Most of 2012’s data is recovered already. Not all events have been, so some pages will continue to generate errors. Whatever doesn’t heal itself with cronjobs will get fixed tomorrow night.
At this point, nearly all data has been recovered. 2012 Events and Matches are partially missing. 2011 Events and Matches are entirely missing. This data will be recovered when FIRST’s pages come back online.
Some teams who have not competed in 2012 have lost their details like nickname. These will be restored when FIRST’s pages come back online.
Will write more about backup measures we should take in the future in the document, but not tonight.
FIRST’s servers are rejecting our scraping attempts from our production server.
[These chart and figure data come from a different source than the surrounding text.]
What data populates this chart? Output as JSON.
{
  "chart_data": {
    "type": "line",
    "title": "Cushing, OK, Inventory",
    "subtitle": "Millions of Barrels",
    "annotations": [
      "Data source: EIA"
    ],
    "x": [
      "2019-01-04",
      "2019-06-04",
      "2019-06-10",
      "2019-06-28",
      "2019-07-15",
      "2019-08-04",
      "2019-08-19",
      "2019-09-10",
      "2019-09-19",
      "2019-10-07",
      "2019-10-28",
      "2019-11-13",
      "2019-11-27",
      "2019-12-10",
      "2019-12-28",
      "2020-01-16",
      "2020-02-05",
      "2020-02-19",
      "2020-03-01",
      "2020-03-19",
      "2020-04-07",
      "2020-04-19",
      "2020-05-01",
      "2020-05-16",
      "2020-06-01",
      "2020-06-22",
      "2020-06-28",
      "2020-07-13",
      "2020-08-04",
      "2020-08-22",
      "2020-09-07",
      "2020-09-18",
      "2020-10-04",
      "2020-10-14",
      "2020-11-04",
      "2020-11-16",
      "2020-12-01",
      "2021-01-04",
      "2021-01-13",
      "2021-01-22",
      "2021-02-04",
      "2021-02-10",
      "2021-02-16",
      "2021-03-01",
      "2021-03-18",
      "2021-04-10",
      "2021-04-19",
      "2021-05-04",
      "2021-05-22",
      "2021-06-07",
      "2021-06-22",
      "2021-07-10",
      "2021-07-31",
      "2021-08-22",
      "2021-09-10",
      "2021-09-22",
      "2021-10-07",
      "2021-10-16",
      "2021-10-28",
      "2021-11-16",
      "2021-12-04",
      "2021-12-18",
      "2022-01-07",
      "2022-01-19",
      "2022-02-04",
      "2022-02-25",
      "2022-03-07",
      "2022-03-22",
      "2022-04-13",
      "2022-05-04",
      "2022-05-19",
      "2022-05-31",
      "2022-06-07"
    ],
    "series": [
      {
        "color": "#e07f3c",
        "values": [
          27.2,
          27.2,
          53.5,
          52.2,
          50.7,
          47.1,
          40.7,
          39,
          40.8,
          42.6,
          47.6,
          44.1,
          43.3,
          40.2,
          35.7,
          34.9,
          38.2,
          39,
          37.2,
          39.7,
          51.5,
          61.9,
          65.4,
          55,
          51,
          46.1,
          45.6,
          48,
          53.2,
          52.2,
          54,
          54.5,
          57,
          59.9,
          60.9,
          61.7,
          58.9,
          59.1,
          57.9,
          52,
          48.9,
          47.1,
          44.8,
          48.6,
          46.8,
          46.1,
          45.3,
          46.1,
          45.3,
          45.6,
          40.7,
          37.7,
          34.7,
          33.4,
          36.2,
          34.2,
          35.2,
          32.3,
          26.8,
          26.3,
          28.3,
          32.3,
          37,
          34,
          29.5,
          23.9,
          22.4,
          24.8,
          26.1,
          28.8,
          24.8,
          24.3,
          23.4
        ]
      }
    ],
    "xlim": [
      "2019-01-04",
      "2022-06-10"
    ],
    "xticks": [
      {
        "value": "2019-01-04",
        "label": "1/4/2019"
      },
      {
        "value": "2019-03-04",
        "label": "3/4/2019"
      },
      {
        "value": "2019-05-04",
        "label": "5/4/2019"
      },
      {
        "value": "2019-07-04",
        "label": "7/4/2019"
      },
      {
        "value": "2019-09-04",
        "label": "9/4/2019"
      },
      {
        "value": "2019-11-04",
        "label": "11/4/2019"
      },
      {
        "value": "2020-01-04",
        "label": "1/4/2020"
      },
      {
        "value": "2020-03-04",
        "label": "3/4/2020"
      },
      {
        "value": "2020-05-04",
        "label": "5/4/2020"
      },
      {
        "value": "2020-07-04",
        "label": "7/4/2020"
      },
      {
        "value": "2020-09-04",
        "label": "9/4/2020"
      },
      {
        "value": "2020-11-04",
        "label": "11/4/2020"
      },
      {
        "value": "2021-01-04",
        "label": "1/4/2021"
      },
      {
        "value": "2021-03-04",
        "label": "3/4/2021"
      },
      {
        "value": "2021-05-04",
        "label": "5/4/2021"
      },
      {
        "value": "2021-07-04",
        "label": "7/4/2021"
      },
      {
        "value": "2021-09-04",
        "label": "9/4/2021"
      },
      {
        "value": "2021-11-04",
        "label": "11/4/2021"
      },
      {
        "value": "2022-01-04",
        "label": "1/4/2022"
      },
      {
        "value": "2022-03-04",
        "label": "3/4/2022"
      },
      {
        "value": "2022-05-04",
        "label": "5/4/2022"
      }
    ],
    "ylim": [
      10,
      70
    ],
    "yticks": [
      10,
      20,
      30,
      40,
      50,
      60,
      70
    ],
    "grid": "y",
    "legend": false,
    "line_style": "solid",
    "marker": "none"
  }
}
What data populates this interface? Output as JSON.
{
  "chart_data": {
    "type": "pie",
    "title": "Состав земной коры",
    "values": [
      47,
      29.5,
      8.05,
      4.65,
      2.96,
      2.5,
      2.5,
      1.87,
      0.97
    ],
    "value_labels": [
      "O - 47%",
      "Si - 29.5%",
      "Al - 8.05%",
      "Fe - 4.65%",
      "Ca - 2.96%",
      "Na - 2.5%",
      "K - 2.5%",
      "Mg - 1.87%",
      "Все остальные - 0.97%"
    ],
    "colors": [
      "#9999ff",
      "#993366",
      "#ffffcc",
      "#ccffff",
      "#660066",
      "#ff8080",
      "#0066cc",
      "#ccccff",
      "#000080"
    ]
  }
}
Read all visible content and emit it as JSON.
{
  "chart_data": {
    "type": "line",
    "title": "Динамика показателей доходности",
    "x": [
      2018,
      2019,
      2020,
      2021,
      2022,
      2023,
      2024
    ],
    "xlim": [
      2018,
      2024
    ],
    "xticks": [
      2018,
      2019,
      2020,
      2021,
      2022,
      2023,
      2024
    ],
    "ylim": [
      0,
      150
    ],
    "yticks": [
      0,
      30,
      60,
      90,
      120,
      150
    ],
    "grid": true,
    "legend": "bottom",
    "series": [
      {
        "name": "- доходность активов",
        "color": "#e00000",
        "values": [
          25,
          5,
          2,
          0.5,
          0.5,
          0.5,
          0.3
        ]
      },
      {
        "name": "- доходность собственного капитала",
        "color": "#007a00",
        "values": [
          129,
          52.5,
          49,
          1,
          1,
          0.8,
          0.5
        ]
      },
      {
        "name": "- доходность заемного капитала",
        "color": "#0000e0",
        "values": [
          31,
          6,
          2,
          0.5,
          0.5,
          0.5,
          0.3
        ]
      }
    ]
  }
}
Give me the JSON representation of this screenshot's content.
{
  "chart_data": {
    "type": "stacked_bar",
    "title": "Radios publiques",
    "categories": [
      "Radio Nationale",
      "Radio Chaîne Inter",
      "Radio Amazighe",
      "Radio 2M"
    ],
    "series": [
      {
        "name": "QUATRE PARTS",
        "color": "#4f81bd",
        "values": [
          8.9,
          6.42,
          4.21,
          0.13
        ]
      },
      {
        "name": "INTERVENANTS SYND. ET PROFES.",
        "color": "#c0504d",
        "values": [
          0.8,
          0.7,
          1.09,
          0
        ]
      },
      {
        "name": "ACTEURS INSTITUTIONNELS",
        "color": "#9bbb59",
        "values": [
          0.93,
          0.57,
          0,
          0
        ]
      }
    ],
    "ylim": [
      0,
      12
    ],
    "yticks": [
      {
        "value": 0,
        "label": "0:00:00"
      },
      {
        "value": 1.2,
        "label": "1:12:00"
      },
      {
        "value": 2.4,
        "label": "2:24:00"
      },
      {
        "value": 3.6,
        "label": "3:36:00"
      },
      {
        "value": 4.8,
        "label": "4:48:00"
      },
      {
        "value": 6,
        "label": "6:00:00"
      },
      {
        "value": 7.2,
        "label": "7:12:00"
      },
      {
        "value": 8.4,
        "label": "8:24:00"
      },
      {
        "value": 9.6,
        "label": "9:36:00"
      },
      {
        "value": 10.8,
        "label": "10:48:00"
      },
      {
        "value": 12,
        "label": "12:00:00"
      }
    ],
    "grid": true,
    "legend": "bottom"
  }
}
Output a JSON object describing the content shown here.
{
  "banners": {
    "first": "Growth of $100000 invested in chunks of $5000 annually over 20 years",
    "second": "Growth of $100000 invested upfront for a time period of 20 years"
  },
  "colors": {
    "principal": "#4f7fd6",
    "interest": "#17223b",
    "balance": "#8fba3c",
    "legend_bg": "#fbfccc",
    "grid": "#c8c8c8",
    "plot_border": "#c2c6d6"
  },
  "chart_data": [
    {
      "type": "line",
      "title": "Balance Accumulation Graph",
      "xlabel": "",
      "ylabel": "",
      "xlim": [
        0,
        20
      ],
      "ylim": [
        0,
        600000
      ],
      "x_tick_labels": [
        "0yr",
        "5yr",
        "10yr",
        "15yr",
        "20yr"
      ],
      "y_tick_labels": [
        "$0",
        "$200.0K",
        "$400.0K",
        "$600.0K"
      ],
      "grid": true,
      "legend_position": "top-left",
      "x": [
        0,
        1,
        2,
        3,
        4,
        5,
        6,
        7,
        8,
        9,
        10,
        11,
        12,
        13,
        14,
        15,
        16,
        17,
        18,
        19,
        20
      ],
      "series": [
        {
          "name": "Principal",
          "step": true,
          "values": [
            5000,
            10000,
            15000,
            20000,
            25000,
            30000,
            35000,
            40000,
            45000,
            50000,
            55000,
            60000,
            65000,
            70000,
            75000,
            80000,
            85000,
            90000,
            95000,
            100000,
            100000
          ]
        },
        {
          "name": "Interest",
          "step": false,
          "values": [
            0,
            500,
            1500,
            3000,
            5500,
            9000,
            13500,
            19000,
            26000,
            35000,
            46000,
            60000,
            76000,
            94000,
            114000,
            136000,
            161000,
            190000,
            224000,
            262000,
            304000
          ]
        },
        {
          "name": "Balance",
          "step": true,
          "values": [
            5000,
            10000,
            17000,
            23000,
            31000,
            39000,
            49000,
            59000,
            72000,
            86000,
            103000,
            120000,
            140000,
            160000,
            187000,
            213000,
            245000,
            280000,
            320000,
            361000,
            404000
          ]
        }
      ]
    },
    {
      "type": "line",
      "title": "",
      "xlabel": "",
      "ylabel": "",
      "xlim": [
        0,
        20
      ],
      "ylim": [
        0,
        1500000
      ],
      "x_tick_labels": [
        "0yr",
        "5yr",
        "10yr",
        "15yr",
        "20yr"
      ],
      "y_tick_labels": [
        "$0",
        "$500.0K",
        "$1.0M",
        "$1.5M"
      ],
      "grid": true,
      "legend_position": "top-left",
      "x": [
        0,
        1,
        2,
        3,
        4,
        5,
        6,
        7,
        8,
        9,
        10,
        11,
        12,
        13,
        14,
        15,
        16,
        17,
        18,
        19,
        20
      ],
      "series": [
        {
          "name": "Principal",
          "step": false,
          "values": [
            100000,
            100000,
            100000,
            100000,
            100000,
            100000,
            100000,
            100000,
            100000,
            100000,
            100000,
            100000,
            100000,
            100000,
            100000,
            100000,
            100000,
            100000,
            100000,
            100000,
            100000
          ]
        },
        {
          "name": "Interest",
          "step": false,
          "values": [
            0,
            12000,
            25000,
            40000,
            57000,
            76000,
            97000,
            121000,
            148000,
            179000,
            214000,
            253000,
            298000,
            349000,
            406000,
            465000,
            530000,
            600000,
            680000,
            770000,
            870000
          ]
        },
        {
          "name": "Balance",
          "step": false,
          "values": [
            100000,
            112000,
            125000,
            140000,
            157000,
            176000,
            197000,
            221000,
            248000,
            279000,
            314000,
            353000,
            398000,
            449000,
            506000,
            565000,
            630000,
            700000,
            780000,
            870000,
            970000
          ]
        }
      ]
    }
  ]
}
I’ve emailed [email protected] to attempt to resolve the issue. Does anyone know anyone else I can get in touch with?
“Google access to this page has been blocked due to repeated failure to respect robots.txt”
What are you violating? The 10 sec page request delay or something else?
You’ll want to assure them you’ll respect current settings and future changes in robots.txt.
I’ve talked to their IT dept before, but normal changeover almost assures that it’s different people by now.
New employees are publicized in the FIRST Newsletter. I’ve attached a list, but beware, the earlier people may be gone or re-positioned within the organization as time passed.
I got in touch with the FIRST web team, and we’re going to make some changes to how we request pages. Things should be back up and running later tonight
I believe all data is restored now. We lost some metadata that had been manually edited, but the Events and Matches should be back. We’ll monitor our logs for errors in the next few days, and fix anything else that crops up.
Hmm, trying to figure out why we’re not re-grabbing these right. Thanks for the pointers. FIRST’s page structure makes scraping this information tricky (you can’t just look up a team with it’s team number), so I think something may have changed in the mean time.
Oddly enough, it looks like you only have team info for defunct team numbers like 40, 47 & 65. Wonder if that is stale backup data because it is not overloading them in failed scrapes.
All the team info TBA uses is available in one (easy to parse) tab deliminated page https://my.usfirst.org/frc/scoring/index.lasso?page=teamlist
It would be easier to just scrape that page. Plus, that is only 1 page request instead of thousands.
Alternatively, you could ask 358 for its database(especially if you want to fill in defunct team data)